⬆️ ⬇️

Search optimization when choosing a campaign

Blah blah blah



When the head starts to swell from the main work, I like to switch the context and come up with a task related to the improvement of some algorithm, optimization. Since more than 10 years I have been developing advertising management systems, all my tasks are also related to this area.

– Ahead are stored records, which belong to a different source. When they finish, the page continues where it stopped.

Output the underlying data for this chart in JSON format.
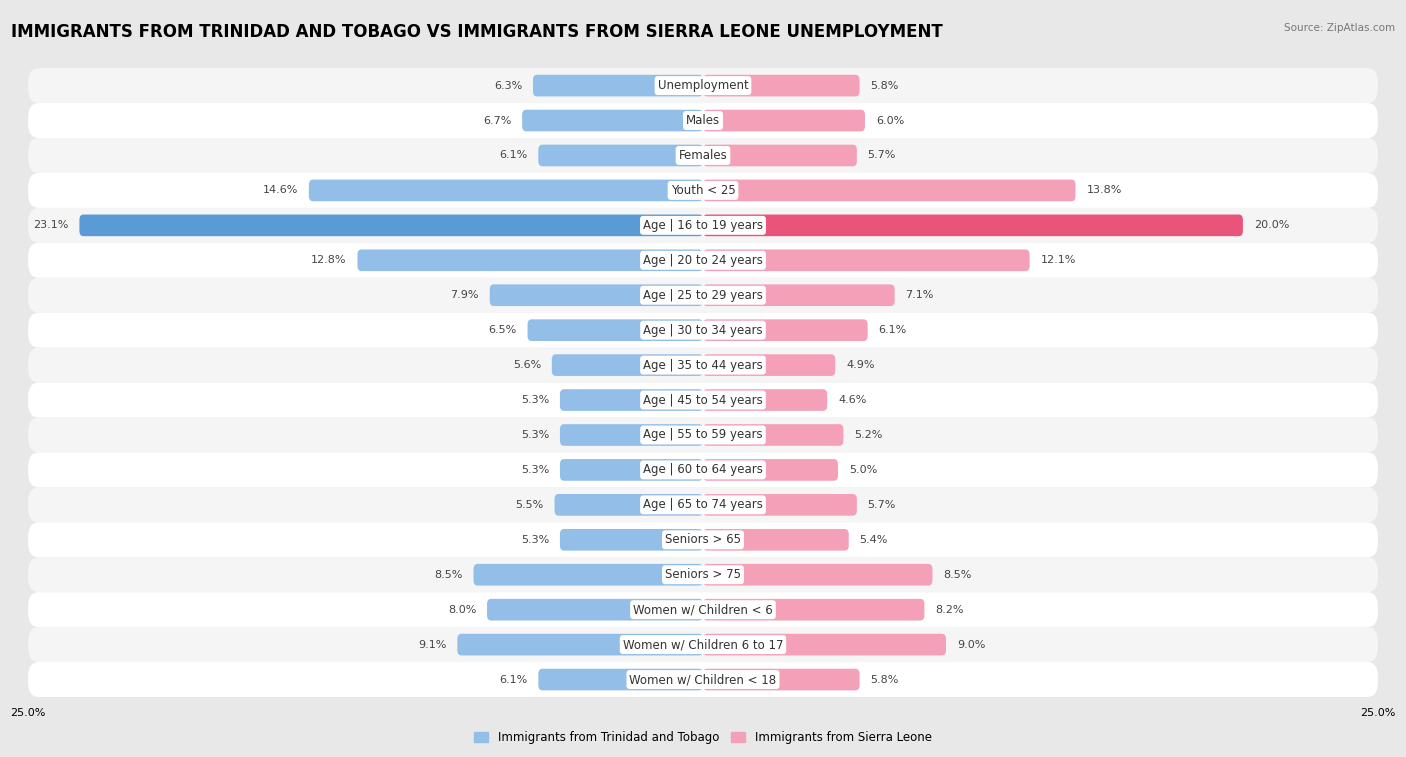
{
  "title": "IMMIGRANTS FROM TRINIDAD AND TOBAGO VS IMMIGRANTS FROM SIERRA LEONE UNEMPLOYMENT",
  "source": "Source: ZipAtlas.com",
  "categories": [
    "Unemployment",
    "Males",
    "Females",
    "Youth < 25",
    "Age | 16 to 19 years",
    "Age | 20 to 24 years",
    "Age | 25 to 29 years",
    "Age | 30 to 34 years",
    "Age | 35 to 44 years",
    "Age | 45 to 54 years",
    "Age | 55 to 59 years",
    "Age | 60 to 64 years",
    "Age | 65 to 74 years",
    "Seniors > 65",
    "Seniors > 75",
    "Women w/ Children < 6",
    "Women w/ Children 6 to 17",
    "Women w/ Children < 18"
  ],
  "left_values": [
    6.3,
    6.7,
    6.1,
    14.6,
    23.1,
    12.8,
    7.9,
    6.5,
    5.6,
    5.3,
    5.3,
    5.3,
    5.5,
    5.3,
    8.5,
    8.0,
    9.1,
    6.1
  ],
  "right_values": [
    5.8,
    6.0,
    5.7,
    13.8,
    20.0,
    12.1,
    7.1,
    6.1,
    4.9,
    4.6,
    5.2,
    5.0,
    5.7,
    5.4,
    8.5,
    8.2,
    9.0,
    5.8
  ],
  "left_color": "#92bee8",
  "right_color": "#f4a0b8",
  "left_highlight_color": "#5b9bd5",
  "right_highlight_color": "#e8547a",
  "highlight_index": 4,
  "xlim": 25.0,
  "legend_left": "Immigrants from Trinidad and Tobago",
  "legend_right": "Immigrants from Sierra Leone",
  "background_color": "#e8e8e8",
  "row_bg_odd": "#f5f5f5",
  "row_bg_even": "#ffffff",
  "bar_height": 0.62,
  "title_fontsize": 12,
  "label_fontsize": 8.5,
  "value_fontsize": 8.0
}
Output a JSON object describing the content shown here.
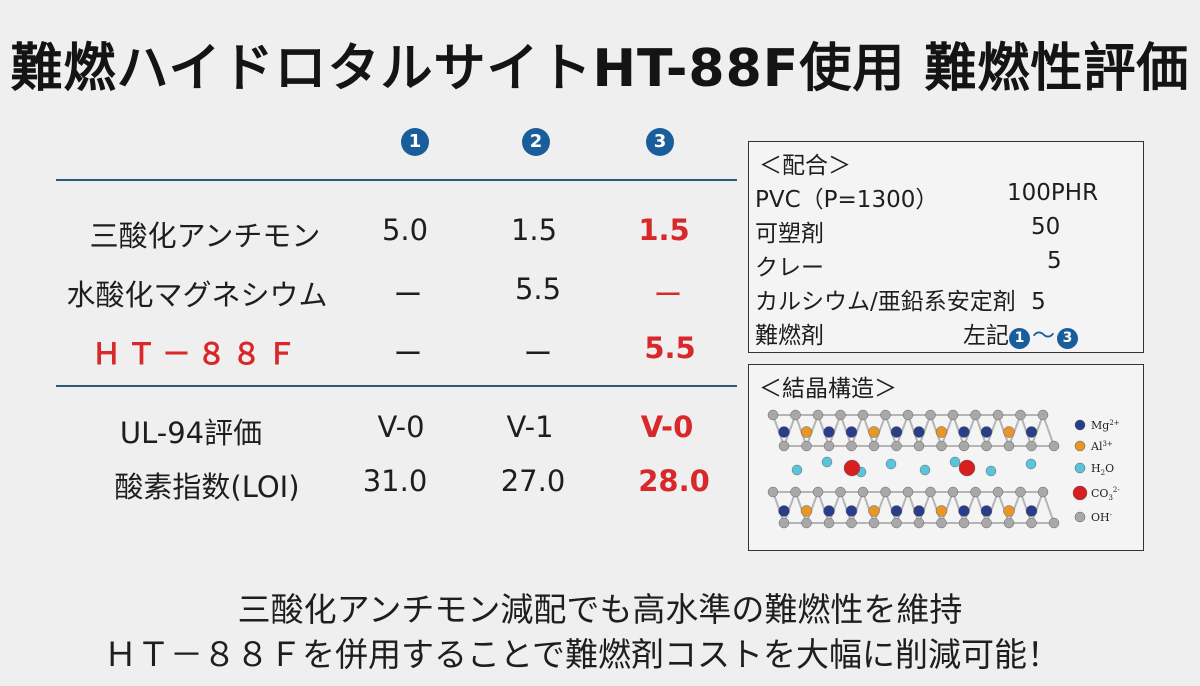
{
  "title": "難燃ハイドロタルサイトHT-88F使用 難燃性評価",
  "columns": [
    "1",
    "2",
    "3"
  ],
  "rows": {
    "sb2o3": {
      "label": "三酸化アンチモン",
      "values": [
        "5.0",
        "1.5",
        "1.5"
      ]
    },
    "mgoh": {
      "label": "水酸化マグネシウム",
      "values": [
        "ー",
        "5.5",
        "ー"
      ]
    },
    "ht88f": {
      "label": "ＨＴ－８８Ｆ",
      "values": [
        "ー",
        "ー",
        "5.5"
      ]
    },
    "ul94": {
      "label": "UL-94評価",
      "values": [
        "V-0",
        "V-1",
        "V-0"
      ]
    },
    "loi": {
      "label": "酸素指数(LOI)",
      "values": [
        "31.0",
        "27.0",
        "28.0"
      ]
    }
  },
  "formulation": {
    "heading": "＜配合＞",
    "lines": [
      {
        "name": "PVC（P=1300）",
        "value": "100PHR"
      },
      {
        "name": "可塑剤",
        "value": "50"
      },
      {
        "name": "クレー",
        "value": "5"
      },
      {
        "name": "カルシウム/亜鉛系安定剤",
        "value": "5"
      }
    ],
    "flame_label": "難燃剤",
    "flame_value_prefix": "左記",
    "flame_from": "1",
    "flame_tilde": "～",
    "flame_to": "3"
  },
  "structure": {
    "heading": "＜結晶構造＞",
    "legend": {
      "mg": "Mg",
      "mg_sup": "2+",
      "al": "Al",
      "al_sup": "3+",
      "h2o_a": "H",
      "h2o_sub": "2",
      "h2o_b": "O",
      "co3": "CO",
      "co3_sub": "3",
      "co3_sup": "2-",
      "oh": "OH",
      "oh_sup": "-"
    },
    "colors": {
      "mg": "#2a3c8c",
      "al": "#e8962a",
      "h2o": "#5bc4dc",
      "co3": "#d81e1e",
      "oh": "#a8a8a8"
    }
  },
  "footer": {
    "line1": "三酸化アンチモン減配でも高水準の難燃性を維持",
    "line2": "ＨＴ－８８Ｆを併用することで難燃剤コストを大幅に削減可能！"
  },
  "accent": {
    "blue": "#1a5d9b",
    "red": "#d8282a"
  }
}
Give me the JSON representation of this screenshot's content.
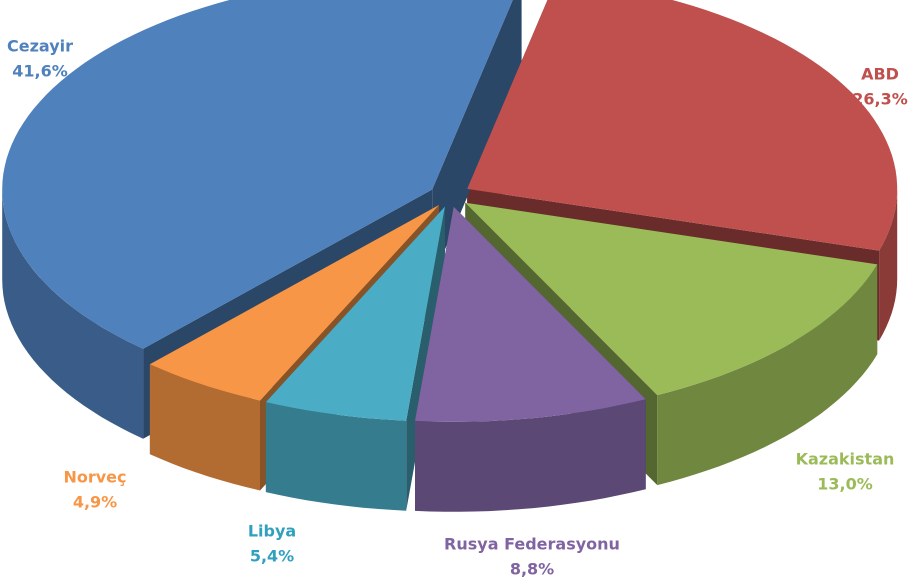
{
  "chart_data": {
    "type": "pie",
    "categories": [
      "ABD",
      "Kazakistan",
      "Rusya Federasyonu",
      "Libya",
      "Norveç",
      "Cezayir"
    ],
    "values": [
      26.3,
      13.0,
      8.8,
      5.4,
      4.9,
      41.6
    ],
    "value_labels": [
      "26,3%",
      "13,0%",
      "8,8%",
      "5,4%",
      "4,9%",
      "41,6%"
    ],
    "colors": [
      "#c0504d",
      "#9bbb59",
      "#8064a2",
      "#4bacc6",
      "#f79646",
      "#4f81bd"
    ]
  }
}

Recently, my thoughts are busy with the question of how to increase the speed of search for advertising campaigns according to specified parameters. An advertising campaign is, in fact, a set of restrictions that must be checked in order to choose the right one for a request. Trying to speed up the exhaustive search, I reached intrinsic, but the achievements could not be called outstanding. At the same time, there was always a feeling that I was not going the right way, that somewhere I had to turn something upside down and the speed would increase by an order of magnitude.



Yesterday I was lit up after a conversation with Pasha Beyzman, who spoke the other day with a report on HighLoad ++. Bit operations !!! Yes, I perfectly understand the power of bit operations, but I didn’t prepare them correctly;) The test results exceeded my most optimistic expectations.



Idea



One type of constraint when choosing a campaign is to check whether a value is in the set. For example, a campaign can be restricted by country, region, city, category, etc. The first thing that comes to mind is a tree with all the values ​​at the campaign level. The second is an array of values; if the values ​​in the set are few (about 10), brute force will be faster than using trees. To select a campaign, you must go through everything and in each of them check the occurrence of a given value in the set.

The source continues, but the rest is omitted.